Aber auch sie alle vier kamen nicht weiter als in ihre Nähe.
In dem Eingange stand ein kleiner alter Herr; er stand zwar etwas gebückt, aber er sah die jungen Herren so ruhig, so durchdringend und so vornehm an.
Sie kehrten still um, auch der Graf Thalhausen.
Sie setzten sich an einen andern, entfernten Tisch.

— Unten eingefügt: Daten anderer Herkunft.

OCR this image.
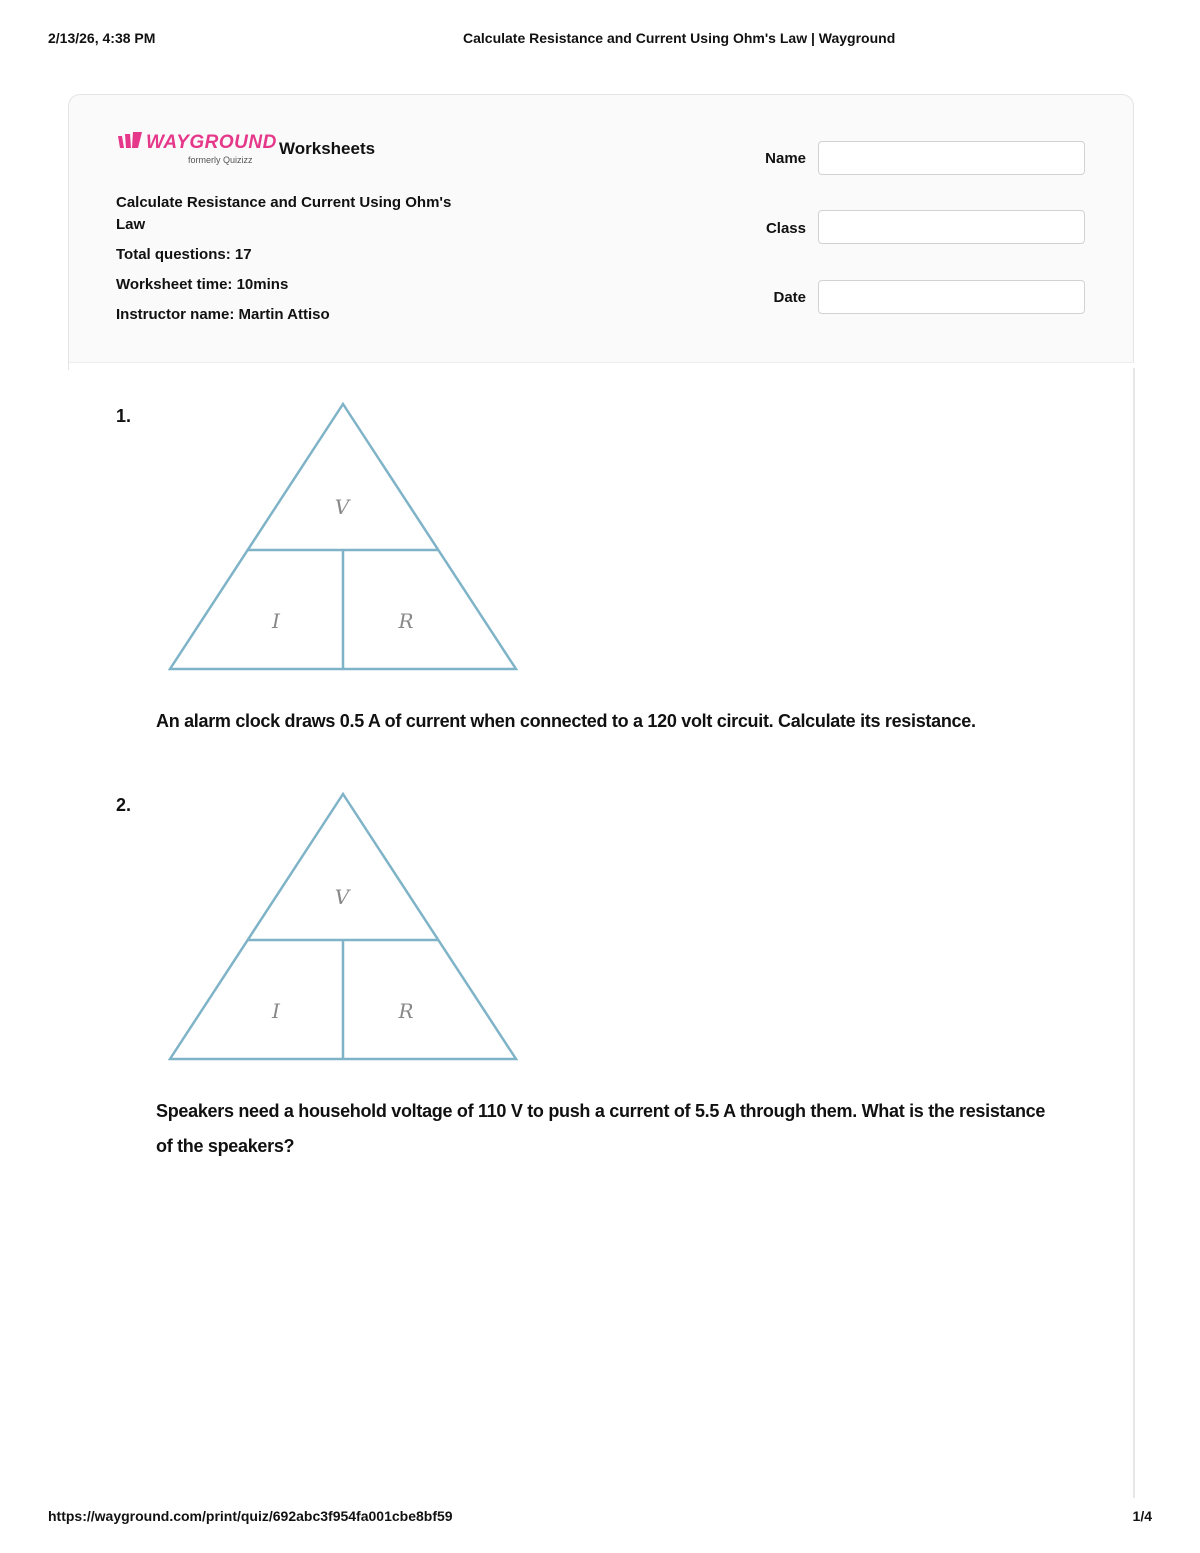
2/13/26, 4:38 PM	Calculate Resistance and Current Using Ohm's Law | Wayground
WAYGROUND
formerly Quizizz
Worksheets
Calculate Resistance and Current Using Ohm's Law
Total questions: 17
Worksheet time: 10mins
Instructor name: Martin Attiso
Name
Class
Date
1.
V
I	R
An alarm clock draws 0.5 A of current when connected to a 120 volt circuit. Calculate its resistance.
2.
V
I	R
Speakers need a household voltage of 110 V to push a current of 5.5 A through them. What is the resistance of the speakers?
https://wayground.com/print/quiz/692abc3f954fa001cbe8bf59	1/4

Dort erst sprachen sie, leise genug.
»Teufel, wer war das?«
»Er sah uns verdammt stolz an.«
»Er maß uns förmlich von unten bis oben.«
»Mich dünkt, ich hätte ihn schon einmal gesehen.«
»Und mich dünkt etwas anderes. Trug er nicht um den Hals den Orden pour le mérite? Er hatte den Rock zugeknöpft — ich konnte nicht recht sehen —«
»Teufel, und nun meine ich auch ihn zu kennen. Hat einer von Euch den General Witzleben gesehen?«
»Bist Du toll, Homberg?«
»Antwortet. Kennt ihn einer von Euch?«
»Nein! Aber Witzleben ist ja der Adjutant des Königs.«
»Eben darum!«
»Du meinst, auch der König sei hier?«
»Wenn es der General Witzleben war! Sah keiner den Zweiten in der Laube?«
»Jener hatte sich vor ihn gestellt.«
»Ganz als wenn man ihn nicht sehen sollte.«
»Eine Bestätigung meiner Vermutung!«
»Aber wie sollte der König hierher kommen? Und ohne dass irgendein Mensch davon weiß?«
»Hast Du noch nie gehört, dass Könige inkognito reisen können?«
»Wir müssen es heraushaben. Homberg, Du weißt alles, Du musst auch dies wissen. Du bist zu dem zweiten Obristlieutenant von Treskow geboren.«
»Aber wie erfahren?« sagte der Herr von Homberg »Ich kann doch nicht in die Laube gehen und fragen: Entschuldigen Sie, meine Herren, sind Sie Seine Majestät der König und Seine Exzellenz der General von Witzleben?«
»Das Wie ist Deine Sache, Homberg. Gehe ins Haus. Wirte sind neugierig.«
Der Herr von Homberg ging in das Haus.
Den andern fiel dann etwas anderes ein.
»Der Louis lässt uns heute lange aus unsere Schokolade warten.«
»Ich sagte es Euch ja, der Bursche wird impertinent!«
Der Graf Thalhausen sagte das.
Aber es wurde ihm widersprochen.
»Er ist immer höflich gegen uns, Thalhausen.«
»Ihr seht ihm zu viel nach.«
»Und immer aufmerksam und zuvorkommend.«
»Wenn es heißt: Lieber Louis hier, bester Louis da!«
»Er hat nur etwas Apartes! Man meint, er sei mehr als ein gewöhnlicher Kellner.«
»Wer die Kellnerjacke trägt, ist Kellner, und Kellner ist Kellner. Aber zum Teufel«, unterbrach der Graf Thalhausen sich selbst, »steht der Bursche nicht da hinten und schwatzt, anstatt uns zu bedienen?«
»Wahrhaftig! Und gar mit einem sehr hübschen Mädchen.«
»Es scheint ein allerliebstes Kind zu sein!«
»Da muss ich hin. Ich werde dem Burschen den Kitzel austreiben.«
»Geh’ nicht, Thalhausen. Wer weiß, wer in der Laube sitzt.«
Der Herr von Homberg kam aus dem Wirtshause zurück.